Nucléaire Des chercheurs de l'EPFL ont découvert des bactéries qui pourraient, en consommant l'hydrogène des déchets nucléaires, éviter les fuites radioactives.

Des bactéries d’origine naturelle pourraient consommer l’hydrogène accumulé dans les dépôts de déchets nucléaires souterrains. Elles permettraient ainsi de prévenir des fuites radioactives, rapportent des chercheurs de l’EPFL dans la revue Nature Communications.

L'équipe de scientifiques dirigée par l'Ecole polytechnique fédérale de Lausanne (EPFL) a découvert une communauté microbienne constituée de sept espèces de bactéries. Elles vivent à des centaines de mètres sous la surface du sol, dans les couches qui ont précisément été choisies pour héberger les déchets nucléaires en Suisse.

Ces bactéries consomment l'hydrogène qui s'accumule lorsque les conteneurs en acier où sont stockés les déchets rouillent. Or, en l'absence de tout contrôle, l'hydrogène pourrait endommager l'intégrité de la roche hôte.

Il faut environ 200'000 ans pour que la radioactivité du combustible nucléaire usagé revienne au niveau de l'uranium naturel. L'essentiel de la recherche s'est concentré jusqu'ici d'une part, sur la mécanique des couches de roche du site de stockage, d'autre part, sur la solidité de ses barrières protectrices, conçues pour contenir les radiations.

Facteur-clé négligé

Ces études ont négligé toutefois un facteur-clé, la biologie, souligne l'EPFL vendredi dans un communiqué. On trouve des bactéries partout, même à des centaines de mètres sous terre. Et selon Rizlan Bernier-Latmani, auteure principale de l'étude, elles vont se jeter sur n'importe quelle source d'énergie disponible.

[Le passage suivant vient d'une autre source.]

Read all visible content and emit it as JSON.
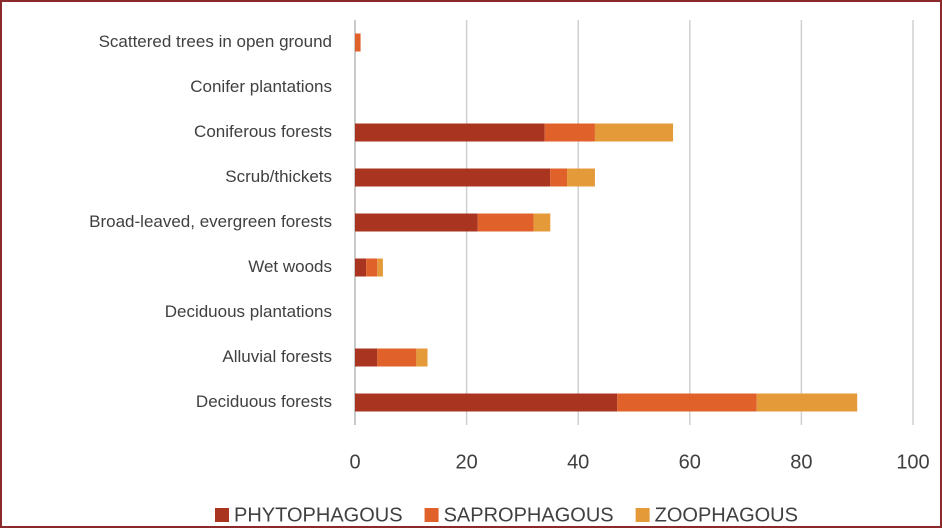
{
  "chart_data": {
    "type": "stacked_barh",
    "categories": [
      "Scattered trees in open ground",
      "Conifer plantations",
      "Coniferous forests",
      "Scrub/thickets",
      "Broad-leaved,  evergreen forests",
      "Wet woods",
      "Deciduous plantations",
      "Alluvial forests",
      "Deciduous forests"
    ],
    "series": [
      {
        "name": "PHYTOPHAGOUS",
        "color": "#a93520",
        "values": [
          0,
          0,
          34,
          35,
          22,
          2,
          0,
          4,
          47
        ]
      },
      {
        "name": "SAPROPHAGOUS",
        "color": "#e0622a",
        "values": [
          1,
          0,
          9,
          3,
          10,
          2,
          0,
          7,
          25
        ]
      },
      {
        "name": "ZOOPHAGOUS",
        "color": "#e59a3a",
        "values": [
          0,
          0,
          14,
          5,
          3,
          1,
          0,
          2,
          18
        ]
      }
    ],
    "xlim": [
      0,
      100
    ],
    "xticks": [
      0,
      20,
      40,
      60,
      80,
      100
    ],
    "grid": true,
    "legend": "bottom"
  }
}
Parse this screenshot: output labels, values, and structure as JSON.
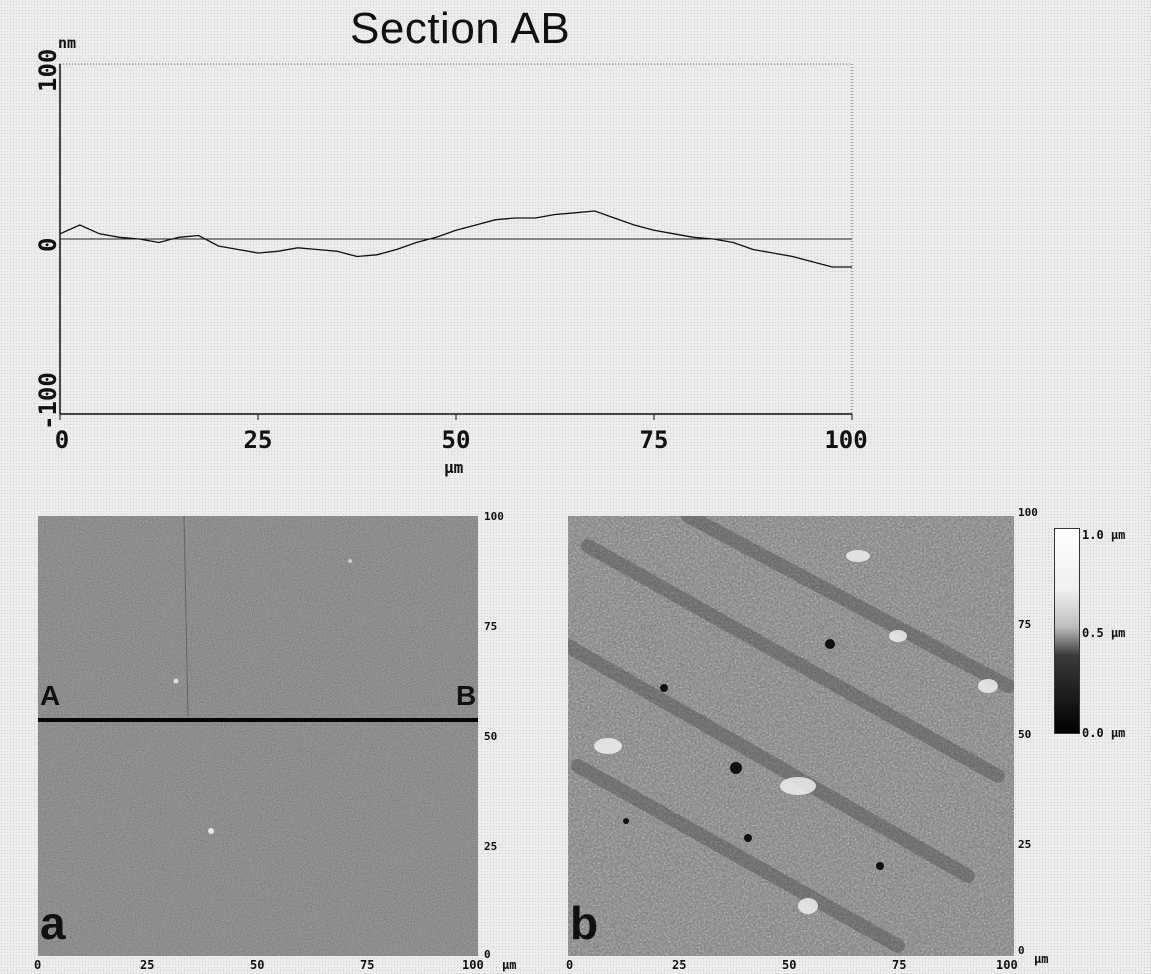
{
  "chart_data": [
    {
      "type": "line",
      "title": "Section AB",
      "ylabel": "nm",
      "xlabel": "µm",
      "xlim": [
        0,
        100
      ],
      "ylim": [
        -100,
        100
      ],
      "x_ticks": [
        "0",
        "25",
        "50",
        "75",
        "100"
      ],
      "y_ticks": [
        "100",
        "0",
        "-100"
      ],
      "grid": false,
      "reference_line_y": 0,
      "x": [
        0,
        2.5,
        5,
        7.5,
        10,
        12.5,
        15,
        17.5,
        20,
        22.5,
        25,
        27.5,
        30,
        32.5,
        35,
        37.5,
        40,
        42.5,
        45,
        47.5,
        50,
        52.5,
        55,
        57.5,
        60,
        62.5,
        65,
        67.5,
        70,
        72.5,
        75,
        77.5,
        80,
        82.5,
        85,
        87.5,
        90,
        92.5,
        95,
        97.5,
        100
      ],
      "y": [
        3,
        8,
        3,
        1,
        0,
        -2,
        1,
        2,
        -4,
        -6,
        -8,
        -7,
        -5,
        -6,
        -7,
        -10,
        -9,
        -6,
        -2,
        1,
        5,
        8,
        11,
        12,
        12,
        14,
        15,
        16,
        12,
        8,
        5,
        3,
        1,
        0,
        -2,
        -6,
        -8,
        -10,
        -13,
        -16,
        -16
      ]
    },
    {
      "type": "heatmap",
      "panel_label": "a",
      "x_ticks": [
        "0",
        "25",
        "50",
        "75",
        "100"
      ],
      "y_ticks": [
        "100",
        "75",
        "50",
        "25",
        "0"
      ],
      "x_unit": "µm",
      "section_markers": [
        "A",
        "B"
      ],
      "section_y": 53
    },
    {
      "type": "heatmap",
      "panel_label": "b",
      "x_ticks": [
        "0",
        "25",
        "50",
        "75",
        "100"
      ],
      "y_ticks": [
        "100",
        "75",
        "50",
        "25",
        "0"
      ],
      "x_unit": "µm",
      "colorbar_labels": [
        "1.0 µm",
        "0.5 µm",
        "0.0 µm"
      ]
    }
  ]
}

"Dans des échantillons d'eau prélevés à 300 mètres sous terre, au Laboratoire du Mont Terri, dans le canton du Jura, nous avons déniché une communauté de bactéries formant une chaîne alimentaire fermée", indique la chercheuse, citée dans le communiqué.

"Beaucoup d'entre elles n'avaient encore jamais été observées. Dans ces conditions idéales, les espèces qui sont à la base de cette chaîne alimentaire bactérienne tirent leur énergie de l'hydrogène et des sulfates de la roche hôte. Elles alimentent ainsi les espèces restantes", explique-t-elle.